The behaviour of any animal is determined by the sensory information it extracts from the environment. All sensory systems, however, can only encode a finite amount of information. Information processing within the human visual system, for example, is constrained by multiple bottlenecks. These bottlenecks can degrade visual resolution. They limit how much information we can remember from one moment to the next. They stop us from noticing objects and events that appear right in front of our faces. And yet we are capable of making sense of complex information within a fraction of a second. How might we explain this great divide between the known limitations of the visual system and our subjective experience of a richly detailed and ordered visual world?

In a series of studies I test one proposed answer: the visual system encodes summary representations of visual scenes. For example, the visual system may compute and encode statistical properties such as the mean or variance of a set of features. We may therefore experience a large amount of information, but “compress" various details as summaries. I will show that such summary statistics are encoded in some circumstances in which working memory demands are relatively high.
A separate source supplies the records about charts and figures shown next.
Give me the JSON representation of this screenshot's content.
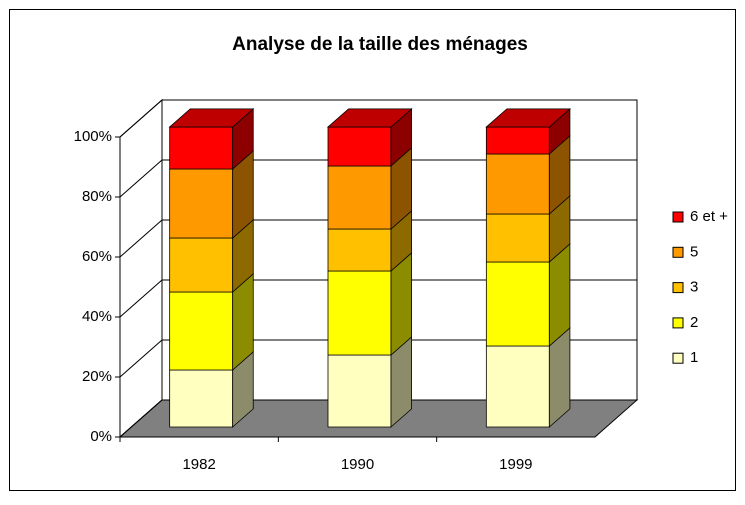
{
  "chart_data": {
    "type": "stacked_bar_3d",
    "title": "Analyse de la taille des ménages",
    "categories": [
      "1982",
      "1990",
      "1999"
    ],
    "series": [
      {
        "name": "1",
        "color": "#ffffc0",
        "values": [
          19,
          24,
          27
        ]
      },
      {
        "name": "2",
        "color": "#ffff00",
        "values": [
          26,
          28,
          28
        ]
      },
      {
        "name": "3",
        "color": "#ffc000",
        "values": [
          18,
          14,
          16
        ]
      },
      {
        "name": "5",
        "color": "#ff9900",
        "values": [
          23,
          21,
          20
        ]
      },
      {
        "name": "6 et +",
        "color": "#ff0000",
        "values": [
          14,
          13,
          9
        ]
      }
    ],
    "ylim": [
      0,
      100
    ],
    "yticks": [
      {
        "value": 0,
        "label": "0%"
      },
      {
        "value": 20,
        "label": "20%"
      },
      {
        "value": 40,
        "label": "40%"
      },
      {
        "value": 60,
        "label": "60%"
      },
      {
        "value": 80,
        "label": "80%"
      },
      {
        "value": 100,
        "label": "100%"
      }
    ],
    "grid": true,
    "legend": "right"
  }
}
I will further show that summary statistics of natural images influence observers’ judgments of whether or not small portions of an image appear “normal”. However, I will also present data that questions the role of summary statistics in other naturalistic visual tasks, such as when observers are identifying natural objects.

Summary statistics are thought to play an important role in many aspects of perception and cognition by improving the efficiency of encoding: fewer resources can be devoted to the encoding of each feature because a single summary statistic describes many features simultaneously. My research demonstrates that we are far from fully understanding in which contexts the visual system exploits summary statistics, and in which contexts they are discarded in yet another visual processing bottleneck.